We dash down sidewalks that are slick with slush, dodge around cars, taxis and buses, leap over fathomless oily puddles, and weave between pedestrians who seem purposefully and obnoxiously slow.
While getting an impacted wisdom tooth extracted I hear: things that scrape; things that whir; the oral surgeon explaining the scraping and whirring; faint 80s pop music; dry sucking sounds from the thin white tube that sucks dryly; the surgical nurse's New Year's plans; my own garbled voice; the domestic troubles of someone I don't know; the swish of boots as I move my feet slowly in pendulum motion.
It's fun watching movies or cartoons with them that they've already seen, because I like hearing them tell me what's going to happen or why I should find something funny.
The commuter train emerges from the tunnel into an urban landscape, scarred and snowed in.

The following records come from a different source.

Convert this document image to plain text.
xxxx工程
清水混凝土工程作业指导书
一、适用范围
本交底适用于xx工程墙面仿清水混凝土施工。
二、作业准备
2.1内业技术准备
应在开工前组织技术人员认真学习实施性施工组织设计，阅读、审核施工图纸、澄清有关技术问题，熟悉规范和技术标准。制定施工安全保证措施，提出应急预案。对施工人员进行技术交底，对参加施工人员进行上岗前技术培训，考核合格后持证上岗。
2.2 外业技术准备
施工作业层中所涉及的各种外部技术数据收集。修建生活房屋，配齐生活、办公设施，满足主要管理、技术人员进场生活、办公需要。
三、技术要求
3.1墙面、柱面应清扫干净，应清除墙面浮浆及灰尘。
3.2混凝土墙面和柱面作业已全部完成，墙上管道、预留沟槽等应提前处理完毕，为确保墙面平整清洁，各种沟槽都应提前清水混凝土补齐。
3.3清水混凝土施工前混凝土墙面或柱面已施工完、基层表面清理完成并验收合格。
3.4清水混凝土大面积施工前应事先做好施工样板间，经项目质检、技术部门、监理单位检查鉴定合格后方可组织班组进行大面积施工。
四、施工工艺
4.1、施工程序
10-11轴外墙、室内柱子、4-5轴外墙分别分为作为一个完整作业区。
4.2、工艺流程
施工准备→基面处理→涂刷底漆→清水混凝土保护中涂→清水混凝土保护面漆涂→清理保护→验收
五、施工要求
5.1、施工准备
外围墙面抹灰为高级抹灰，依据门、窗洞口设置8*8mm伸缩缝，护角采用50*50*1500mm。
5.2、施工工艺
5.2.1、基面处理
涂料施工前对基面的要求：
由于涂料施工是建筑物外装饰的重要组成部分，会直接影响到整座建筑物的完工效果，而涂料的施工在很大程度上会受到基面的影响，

Steel tracks and warehouses glitter like badges in the sunlight; narrow streets curve uphill, their trees bare and crooked.
Mashed potatoes, mashed yams, mashed carrots, mashed bananas - there's something both mildly embarrassing and reassuring in eating an infant's diet while convalescing.
We work on puzzles together, and it's satisfying to see the pictures take shape - a rain forest full of reptiles, a teeming ocean, a meadow layered with birds and another with insects. He likes to put the pieces in himself, and I like watching his young mind work. Sometimes he works decisively and logically, knowing where the pieces ought to go. Other times he'll try to smush a corner piece into the center of the puzzle. Even then he's learning and confirming certain facts for himself - that some things just don't fit together, no matter how hard you try.